There is, however, no time to relax. The monsoon and the market are two major determinants of the fate of farmers, and we should do everything possible to insulate them from the adverse impact of both climate change and price volatility. The pathway to achieve these twin goals has been laid out in the reports of the National Commission on Farmers, submitted during 2004-06.

Instrument for integration

Agriculture is a powerful instrument for national integration. Wheat and rice produced by Punjab farmers help feed many parts of India. Farmers everywhere have a common need, namely, opportunity for assured and remunerative marketing. They are willing to share their knowledge and expertise freely without thought of intellectual property rights.

Striking progress in improving the yield of crops in the early 1960s came from a shift in plant breeding strategy involving attention to the performance of populations rather than of individual plants. This emphasis on population performance led to a quantum jump in the yield of crops. Similarly, we need to assess our progress by using population performance as a yardstick to measure excellence. National integration is our heritage.

Self-sufficiency

In mid-1968, Paul and Anne Ehrlich wrote in their book The Population Bomb : “Sometime between 1970 and 1985 the world will undergo vast famines — hundreds of millions of people are going to starve to death.
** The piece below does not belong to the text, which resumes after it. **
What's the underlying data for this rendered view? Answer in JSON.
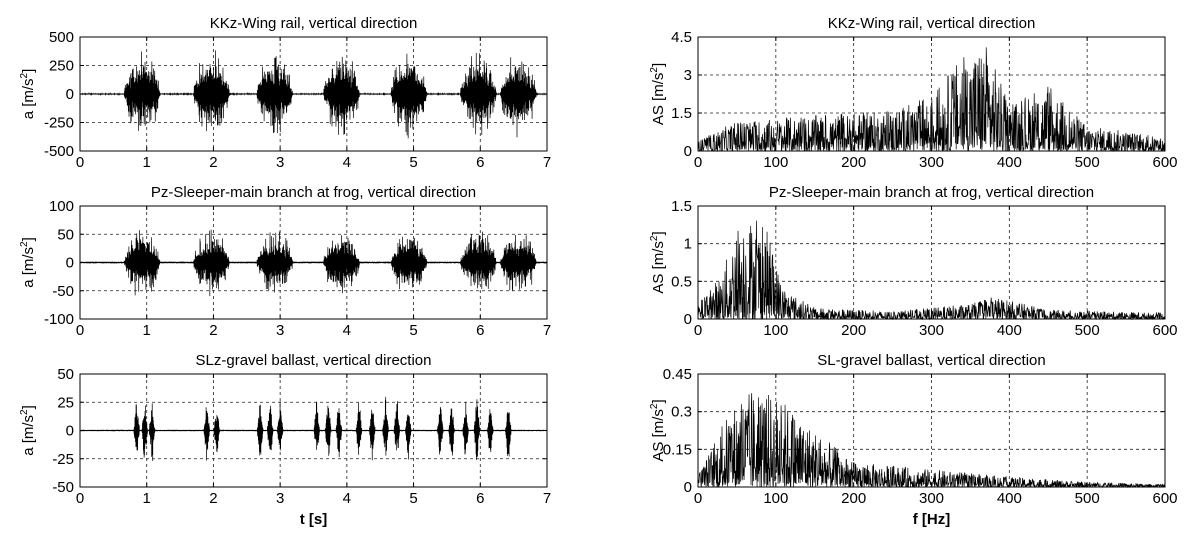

That is, they will starve to death unless plague, thermonuclear war, or some other agent kills them first. The United States should announce that it will no longer ship food to countries such as India, where dispassionate analysis indicates that the unbalance between food and population is hopeless.”

Almost at the same time, in July 1968, Indira Gandhi released a special stamp titled the Wheat Revolution, thereby announcing that India had embarked upon the path of self-reliance in foodgrains through a revolutionary change in agricultural technology and policy. It is therefore a great privilege to receive an award bearing her name.

Also, the purpose of the award is an area dear to my heart: a nation that is united in its commitment to the principles of non-violence, secularism, social and gender equity, self-reliance and love and respect for all.

India has become the first nation in the world to make access to food a legal right. The right to information can be implemented with the help of files, but the right to food can be implemented only with the help of farmers.

(Edited excerpts from the acceptance speech delivered by Professor M.S. Swaminathan after receiving the Indira Gandhi Award for National Integration in New Delhi on October 31, 2013.)